Table 2. Comparisons Among Antidepressant Types and Reporting Years.
| Measures | All drugs | TCAs | MAO inhibitors | SRIs | SNRIs | Atypicals | Early (1983–1997) | Late (1998–2010) |
|---|---|---|---|---|---|---|---|---|
| Trials (n): | 124 | 31 | 5 | 47 | 30 | 11 | 57 | 67 |
| Responder RR | ||||||||
| Pooled RR | 1.42 | 1.62 | 1.39 | 1.37 | 1.40 | 1.25 | 1.63 | 1.32 |
| 95% CI | 1.38–1.48 | 1.47–1.78 | 1.11–1.48 | 1.27–1.48 | 1.30–1.51 | 1.15–1.35 | 1.49–1.78 | 1.26–1.38 |
| z-Score | 15.7 | 9.86 | 2.88 | 8.28 | 8.60 | 5.50 | 10.9 | 12.6 |
| p-Value | <0.0001 | 0.0001 | 0.004 | 0.0001 | 0.0001 | 0.0001 | 0.0001 | 0.0001 |
| Responder RD | ||||||||
| Pooled RD | 16.3% | 21.4% | 12.1% | 14.6% | 16.4% | 11.9% | 20.7% | 13.4% |
| 95% CI | 14.4–18.2 | 17.7–25.1 | 3.58–20.5 | 11.5–17.7 | 12.3–20.5 | 8.15–15.7 | 17.5–23.8 | 11.1–15.6 |
| z-Score | 16.6 | 11.3 | 2.79 | 9.21 | 7.81 | 6.19 | 12.9 | 11.7 |
| p-Value | <0.0001 | 0.0001 | 0.005 | 0.0001 | 0.0001 | 0.0001 | 0.0001 | 0.0001 |
| Improvement RD | ||||||||
| Pooled RD | 12.5% | 16.2% | 16.0% | 11.5% | 9.80% | 12.8% | 16.8% | 9.80% |
| 95% CI | 11.0–14.1 | 13.3–19.1 | 0.98–33.0 | 8.70–14.2 | 7.14–12.5 | 8.19–17.4 | 14.5–19.2 | 7.17–10.2 |
| Paired-t | 16.1 | 11.4 | 2.62 | 8.40 | 7.54 | 6.18 | 14.5 | 11.3 |
| p-Value | <0.0001 | <0.0001 | 0.05 | <0.0001 | <0.0001 | 0.0001 | <0.0001 | <0.0001 |
| NNT | 8.0 | 6.2 | 6.2 | 8.7 | 10.2 | 7.8 | 6.0 | 10.2 |
| 95%CI | 7.1–9.1 | 5.2–7.5 | 3.0–102 | 7.0–11.5 | 8.0–14.0 | 5.7–12.2 | 5.2–6.9 | 9.8–13.9 |
Abbreviations: MAO, monoamine oxidase; NNT, number-needed-to-treat (reciprocal of RD); SNRI, serotonin-norepinephrine reuptake inhibitors; SRI, serotonin-reuptake inhibitor; TCA, tricyclic antidepressants.

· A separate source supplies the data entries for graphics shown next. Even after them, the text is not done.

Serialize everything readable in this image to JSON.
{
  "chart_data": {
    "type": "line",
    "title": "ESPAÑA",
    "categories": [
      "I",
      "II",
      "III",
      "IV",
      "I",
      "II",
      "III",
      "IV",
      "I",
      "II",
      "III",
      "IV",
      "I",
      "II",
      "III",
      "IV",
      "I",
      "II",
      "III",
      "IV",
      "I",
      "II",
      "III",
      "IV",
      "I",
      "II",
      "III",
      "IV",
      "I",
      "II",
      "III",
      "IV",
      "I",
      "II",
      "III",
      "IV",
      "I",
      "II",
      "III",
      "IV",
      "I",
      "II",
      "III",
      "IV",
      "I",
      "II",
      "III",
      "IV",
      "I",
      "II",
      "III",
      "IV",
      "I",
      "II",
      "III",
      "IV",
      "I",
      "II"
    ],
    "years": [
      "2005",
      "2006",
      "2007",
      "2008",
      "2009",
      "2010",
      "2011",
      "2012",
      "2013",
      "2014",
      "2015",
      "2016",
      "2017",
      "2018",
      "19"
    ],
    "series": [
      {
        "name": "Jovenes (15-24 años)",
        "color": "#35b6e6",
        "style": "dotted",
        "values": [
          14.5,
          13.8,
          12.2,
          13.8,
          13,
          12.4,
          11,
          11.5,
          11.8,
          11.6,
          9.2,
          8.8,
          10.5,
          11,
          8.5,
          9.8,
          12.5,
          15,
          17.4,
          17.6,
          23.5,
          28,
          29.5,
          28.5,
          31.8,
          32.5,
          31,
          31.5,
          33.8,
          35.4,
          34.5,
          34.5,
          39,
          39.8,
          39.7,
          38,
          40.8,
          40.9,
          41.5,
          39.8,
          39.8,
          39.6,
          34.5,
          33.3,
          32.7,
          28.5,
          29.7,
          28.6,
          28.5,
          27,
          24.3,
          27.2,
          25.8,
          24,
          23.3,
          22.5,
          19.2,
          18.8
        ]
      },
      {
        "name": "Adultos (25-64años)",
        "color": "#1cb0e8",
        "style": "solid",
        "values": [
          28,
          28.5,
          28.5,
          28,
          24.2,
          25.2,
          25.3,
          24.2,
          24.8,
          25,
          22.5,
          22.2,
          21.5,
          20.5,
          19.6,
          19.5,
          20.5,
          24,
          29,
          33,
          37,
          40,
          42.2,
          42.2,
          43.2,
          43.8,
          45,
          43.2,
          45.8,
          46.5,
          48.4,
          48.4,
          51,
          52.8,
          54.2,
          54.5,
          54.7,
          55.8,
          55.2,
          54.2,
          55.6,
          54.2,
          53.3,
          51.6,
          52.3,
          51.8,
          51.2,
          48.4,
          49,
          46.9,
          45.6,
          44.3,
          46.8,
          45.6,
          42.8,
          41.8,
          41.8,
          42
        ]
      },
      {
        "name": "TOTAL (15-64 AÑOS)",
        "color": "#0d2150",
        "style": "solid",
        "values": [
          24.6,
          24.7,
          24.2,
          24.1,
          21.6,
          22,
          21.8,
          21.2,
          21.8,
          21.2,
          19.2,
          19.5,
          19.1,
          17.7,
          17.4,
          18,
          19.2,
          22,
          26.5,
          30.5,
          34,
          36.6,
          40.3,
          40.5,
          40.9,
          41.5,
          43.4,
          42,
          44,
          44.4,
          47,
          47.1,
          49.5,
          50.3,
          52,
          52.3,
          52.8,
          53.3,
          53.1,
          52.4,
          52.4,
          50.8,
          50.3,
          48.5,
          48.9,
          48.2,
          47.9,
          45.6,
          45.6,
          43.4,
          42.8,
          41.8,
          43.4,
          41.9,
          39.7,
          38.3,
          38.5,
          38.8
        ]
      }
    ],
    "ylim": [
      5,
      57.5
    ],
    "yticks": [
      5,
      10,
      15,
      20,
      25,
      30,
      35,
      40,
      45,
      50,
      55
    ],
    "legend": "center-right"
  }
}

Based on meta-analytic computation of ratios of responder rates with antidepressants/placebos (RR) or their differences (RD), and on differences in percentage-improvement in initial depression ratings with drug—placebo for 19 antidepressants tested for efficacy in 124 trials summarized in Table 1. Note that most CIs overlap between agents, and that ranking by apparent potency varies among the three outcome measures, but that TCAs appear to be consistently more effective than other types of antidepressants, including SNRIs, SRIs, MAO inhibitors, or atypical agents (bupropion, mirtazapine, and trazodone). Also, early trials (reported in 1983–1997 vs 1998–2010) yield consistently greater drug–placebo differences.